Difícil resulta encontrar una respuesta a esta pregunta, pero lo concreto es que esa máquina poderosa e incontrolable hizo que, lejos de reducirse, el abismo entre países ricos y países pobres se agrandase cada vez más. El proceso de globalización liderado por poderosos grupos transnacionales, el relevante papel desempeñado por el sector financiero y la internacionalización económica influyó notablemente sobre las economías de los países en vías de desarrollo. Uno de los motores de esta transición acelerada al nuevo milenio fue la espectacular revolución tecnológica que favoreció la mundialización de los negocios del conglomerado transnacional de grandes empresas, donde lo decisivo es el mundo de las finanzas en su dimensión más especulativa, codiciosa y avarienta, y totalmente desconectada de la economía productiva y de las necesidades y los derechos humanos y democráticos del común de los seres humanos. Esos intereses macroeconómicos no están sujetos a ningún tipo eficaz de control político sino más bien todo lo contrario: el desgobierno global de la economía es el mayor e inquietante déficit democrático que sufre el mundo actual.

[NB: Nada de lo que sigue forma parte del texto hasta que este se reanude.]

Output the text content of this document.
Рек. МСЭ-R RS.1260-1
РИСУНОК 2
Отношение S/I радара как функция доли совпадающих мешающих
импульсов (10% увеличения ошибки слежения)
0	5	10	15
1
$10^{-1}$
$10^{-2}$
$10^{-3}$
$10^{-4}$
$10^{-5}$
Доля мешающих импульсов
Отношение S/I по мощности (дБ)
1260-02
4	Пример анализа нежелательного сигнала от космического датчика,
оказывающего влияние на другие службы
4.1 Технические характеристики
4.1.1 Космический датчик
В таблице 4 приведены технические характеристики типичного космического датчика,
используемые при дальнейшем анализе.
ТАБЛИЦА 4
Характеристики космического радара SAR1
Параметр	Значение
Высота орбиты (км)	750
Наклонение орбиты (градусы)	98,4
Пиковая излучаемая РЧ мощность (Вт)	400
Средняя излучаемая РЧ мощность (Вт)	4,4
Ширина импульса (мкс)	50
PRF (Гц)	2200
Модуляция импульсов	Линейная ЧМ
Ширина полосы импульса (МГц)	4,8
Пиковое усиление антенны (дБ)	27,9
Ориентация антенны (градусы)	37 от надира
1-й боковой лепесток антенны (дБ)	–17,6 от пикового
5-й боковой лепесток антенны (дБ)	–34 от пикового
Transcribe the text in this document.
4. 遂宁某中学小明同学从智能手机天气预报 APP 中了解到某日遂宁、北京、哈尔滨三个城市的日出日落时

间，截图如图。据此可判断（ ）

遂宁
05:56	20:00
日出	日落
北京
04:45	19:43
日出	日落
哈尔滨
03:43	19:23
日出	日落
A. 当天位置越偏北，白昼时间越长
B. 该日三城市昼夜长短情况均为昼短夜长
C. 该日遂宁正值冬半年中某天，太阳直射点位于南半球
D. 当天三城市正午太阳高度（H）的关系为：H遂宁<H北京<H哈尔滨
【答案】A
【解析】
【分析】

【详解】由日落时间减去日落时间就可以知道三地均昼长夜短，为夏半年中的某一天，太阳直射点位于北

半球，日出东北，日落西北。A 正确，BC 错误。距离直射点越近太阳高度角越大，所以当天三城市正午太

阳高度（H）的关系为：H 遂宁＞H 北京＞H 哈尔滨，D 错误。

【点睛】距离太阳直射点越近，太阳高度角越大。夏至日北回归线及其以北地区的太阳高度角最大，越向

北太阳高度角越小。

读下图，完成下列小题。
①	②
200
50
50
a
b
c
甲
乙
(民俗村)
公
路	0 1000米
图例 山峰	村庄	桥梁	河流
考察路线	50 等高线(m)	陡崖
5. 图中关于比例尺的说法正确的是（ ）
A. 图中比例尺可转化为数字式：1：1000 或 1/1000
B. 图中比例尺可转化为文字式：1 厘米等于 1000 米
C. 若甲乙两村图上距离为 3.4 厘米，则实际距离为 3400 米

“El vertiginoso desarrollo de los mercados financieros globales -comenta el economista e historiador argentino Mario Rapoport (1942) en “Historia económica, política y social de la Argentina. 1880-2003”-, aceleró a su vez los procesos de acumulación y concentración de capitales, beneficiando a aquellos países, corporaciones y redes financieras que tenían condiciones para trasladar sus capitales de acuerdo con su lógica de acumulación. Esta primacía del capital financiero estuvo legitimada y alentada por el Consenso de Washington, quien instaló la idea de que los mercados liberados de la injerencia del Estado optimizaban la asignación eficiente de los recursos. Los movimientos especulativos de capital cada vez más disociados del sector productivo gestaron una ‘economía virtual’ que afectó especialmente a los países receptores de inversiones y fondos especulativos como los latinoamericanos, en los que se instaló una situación de volatilidad e inestabilidad crónicas que poco tenían que ver con el desarrollo sustentable”.
En el ámbito económico la caída del bloque socialista a principios de la década de los ‘90 intensificó la globalización del capitalismo. En un artículo publicado en la página web de la Universidad Nacional del Centro de la Provincia de Buenos Aires (UNICEN), la profesora de Historia Sandra Colombo (1966) afirma: “Los flujos de comercio de bienes y servicios y sobre todo de capitales financieros, se incrementaron gracias a la difusión de las políticas de liberalización y al desarrollo de las nuevas tecnologías -como la informática y las telecomunicaciones- que permitieron realizar operaciones en tiempo real las 24 horas del día en cualquier parte del mundo. De las operaciones en los mercados cambiarios, un 95% correspondía a movimientos financieros y sólo un 5% a cancelación de transacciones reales de comercio de bienes y servicios e inversiones privadas directas”.
Indudablemente, esos movimientos especulativos de capitales -cada vez más disociados del sector productivo- gestaron una “economía virtual” que afectó especialmente a los países receptores de inversiones y fondos especulativos como los latinoamericanos, en los que se instaló una situación de volatilidad e inestabilidad crónicas que poco tenían que ver con el desarrollo sustentable. La vulnerabilidad de las economías nacionales quedó en evidencia durante las sucesivas crisis financieras que sacudieron el sistema económico internacional durante la primera década del siglo XXI.